Dieses Buch ist dem unerlaubten Fernbleiben von der Schule gewidmet. Der Volksmund nennt dieses Phänomen «Schuleschwänzen», die Fachwelt bezeichnet es als «Schulabsentismus». Zwar ist Schulabsentismus ein pädagogisches Unwort, aber es ist nicht sachlich grob oder unangemessen. Schulabsentismus umfasst weit mehr als nur das traditionelle Schuleschwänzen, nämlich all die vielfältigen Formen unerlaubten Fernbleibens von der Schule. Dazu gehören die Schulverweigerung, das Zurückhalten des Kindes durch die Eltern, das Schwänzen einzelner Lektionen oder das Fehlen mehrerer Tage oder Wochen inklusive dessen gelegentliche Legitimation durch ein Arztzeugnis. Den Schuleschwänzern nehmen sich neuerdings insbesondere die Medien mit teils reißerischen Titeln an. Sie behaupten, dass die Zahl der Schuleschwänzer riesig sei, viele von ihnen in die Kriminalität abdriften würden und Schulabsentismus damit ein direkter Weg ins Abseits sei. Auch viele Publikationen zeichnen ein äußerst düsteres Bild der schwänzenden Kinder und Jugendlichen. Vom zukünftigen Leben in Randständigkeit und sozialer Abhängigkeit ist die Rede, von ihrem äußerst schwierigen Übergang von der Schule in die Berufswelt, von Desintegration und insbesondere auch von ihrem Hang zur Delinquenz. Solchen Behauptungen gelingt es zwar, das öffentliche Bewusstsein für diese bislang wenig beachtete Problematik zu schärfen und auch das Tabu zu brechen, indem Schuleschwänzen nicht mehr verschwiegen wird. Aber solche Behauptungen übermitteln damit der Gesellschaft die verdeckte Botschaft, als seienalle Schuleschwänzer Problemfälle, und eine kriminelle Laufbahn sei vorprogrammiert. Das Schuleschwänzen wird damit zu Unrecht zu einem skandalisierten und kriminalisierten Verhalten einer ganzen Generation emporstilisiert.
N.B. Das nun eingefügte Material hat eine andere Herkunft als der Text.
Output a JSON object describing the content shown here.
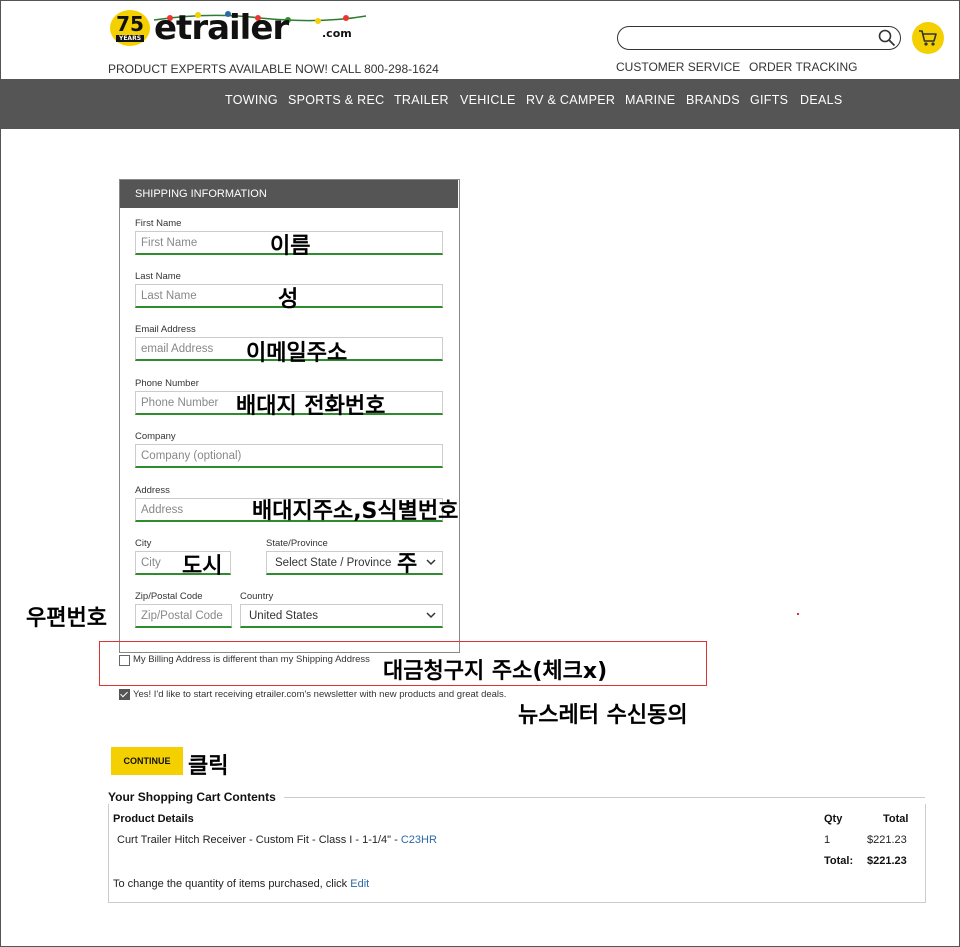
{
  "header": {
    "logo_years_number": "75",
    "logo_years_label": "YEARS",
    "logo_text": "etrailer",
    "logo_suffix": ".com",
    "tagline": "PRODUCT EXPERTS AVAILABLE NOW! CALL 800-298-1624",
    "links": [
      "CUSTOMER SERVICE",
      "ORDER TRACKING"
    ]
  },
  "nav": [
    "TOWING",
    "SPORTS & REC",
    "TRAILER",
    "VEHICLE",
    "RV & CAMPER",
    "MARINE",
    "BRANDS",
    "GIFTS",
    "DEALS"
  ],
  "form": {
    "title": "SHIPPING INFORMATION",
    "first_name": {
      "label": "First Name",
      "placeholder": "First Name"
    },
    "last_name": {
      "label": "Last Name",
      "placeholder": "Last Name"
    },
    "email": {
      "label": "Email Address",
      "placeholder": "email Address"
    },
    "phone": {
      "label": "Phone Number",
      "placeholder": "Phone Number"
    },
    "company": {
      "label": "Company",
      "placeholder": "Company (optional)"
    },
    "address": {
      "label": "Address",
      "placeholder": "Address"
    },
    "city": {
      "label": "City",
      "placeholder": "City"
    },
    "state": {
      "label": "State/Province",
      "value": "Select State / Province"
    },
    "zip": {
      "label": "Zip/Postal Code",
      "placeholder": "Zip/Postal Code"
    },
    "country": {
      "label": "Country",
      "value": "United States"
    },
    "billing_checkbox": {
      "label": "My Billing Address is different than my Shipping Address",
      "checked": false
    },
    "newsletter_checkbox": {
      "label": "Yes! I'd like to start receiving etrailer.com's newsletter with new products and great deals.",
      "checked": true
    },
    "continue_label": "CONTINUE"
  },
  "annotations": {
    "first_name": "이름",
    "last_name": "성",
    "email": "이메일주소",
    "phone": "배대지 전화번호",
    "address": "배대지주소,S식별번호",
    "city": "도시",
    "state": "주",
    "zip": "우편번호",
    "billing": "대금청구지 주소(체크x)",
    "newsletter": "뉴스레터 수신동의",
    "continue": "클릭"
  },
  "cart": {
    "title": "Your Shopping Cart Contents",
    "headers": {
      "details": "Product Details",
      "qty": "Qty",
      "total": "Total"
    },
    "item": {
      "name": "Curt Trailer Hitch Receiver - Custom Fit - Class I - 1-1/4\" - ",
      "code": "C23HR",
      "qty": "1",
      "total": "$221.23"
    },
    "total_label": "Total:",
    "total_value": "$221.23",
    "change_text": "To change the quantity of items purchased, click ",
    "edit_label": "Edit"
  },
  "colors": {
    "accent": "#f4d000",
    "nav_bg": "#555555",
    "field_underline": "#2e8b2e",
    "highlight_box": "#dd3333",
    "link": "#2a6aa8"
  },
  "icons": {
    "search": "magnifier-icon",
    "cart": "shopping-cart-icon"
  }
}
Gleichzeitig entsteht dadurch der Eindruck, als ob die Zahl der Schuleschwänzer in den letzten Jahren massiv gestiegen sei. Das wissen wir jedoch nicht. Denn dazu liegen keine repräsentativen empirischen Daten vor, welche diesen Sachverhalt bestärken könnten. Gleiches gilt für Präventions- und Interventions-programme. Wir wissen wenig darüber, welche Programme eingesetzt werden und wie erfolgreich sie sind.
Richtig ist, dass das Schuleschwänzen ein falsch eingeschätztes Problem darstellt. Weder in den Schulen noch in den Bildungsverwaltungen wird es als Problem wahrgenommen oder offen diskutiert, und auch Eltern scheinen es über weite Strecken als legitimes Verhalten zu akzeptieren – und wie wir noch sehen werden, manchmal sogar zu unterstützen. Die am häufigsten gehörte Antwort von Schulen auf unsere Frage nach ihrem Umgang mit Schuleschwänzern ist etwa die: «Bei uns ist Schuleschwänzen kein Problem. Wir haben ein klares System und eine gute Schulordnung, die Schwänzen verhindern. Vor Jahren hatten wir einmal einen Schüler, aber das war ein ganz gravierender Fall.» Schuleschwänzen wird somit großenteils als geringfügige Störung des täglichen Schulbetriebs angesehen und nach außen hin tabuisiert. Viele Schulen verstecken sich oft hinter der formalen Schulordnung und hinter der Funktionalität ihrer Institution. Vielleicht ist das Nicht-Hinschauen aber auch eine Möglichkeit, um den Glauben aufrecht zu erhalten, dass es an der eigenen Schule keinen Absentismus gibt und sich deshalb jede präventive oder interventive Aktivität erübrigt.
Tatsache ist, dass Schüler die Schulpräsenz bei weitem nicht so ernst nehmen, wie wir uns dies wünschen würden. Schuleschwänzer führen uns deshalb auf ein Thema, das aus einem anderen Blickwinkel Fragen der Schulqualität aufwirft: Schuleschwänzer ernst nehmen, heißt Schule und Schulpflicht ernst nehmen. Die Schulpflicht wurde für das Wohl des Einzelnen und der Gesellschaft eingeführt. Deshalb muss der Stellenwert der Schule dem einzelnen Schüler auf spezifische Weise ersichtlich gemacht werden.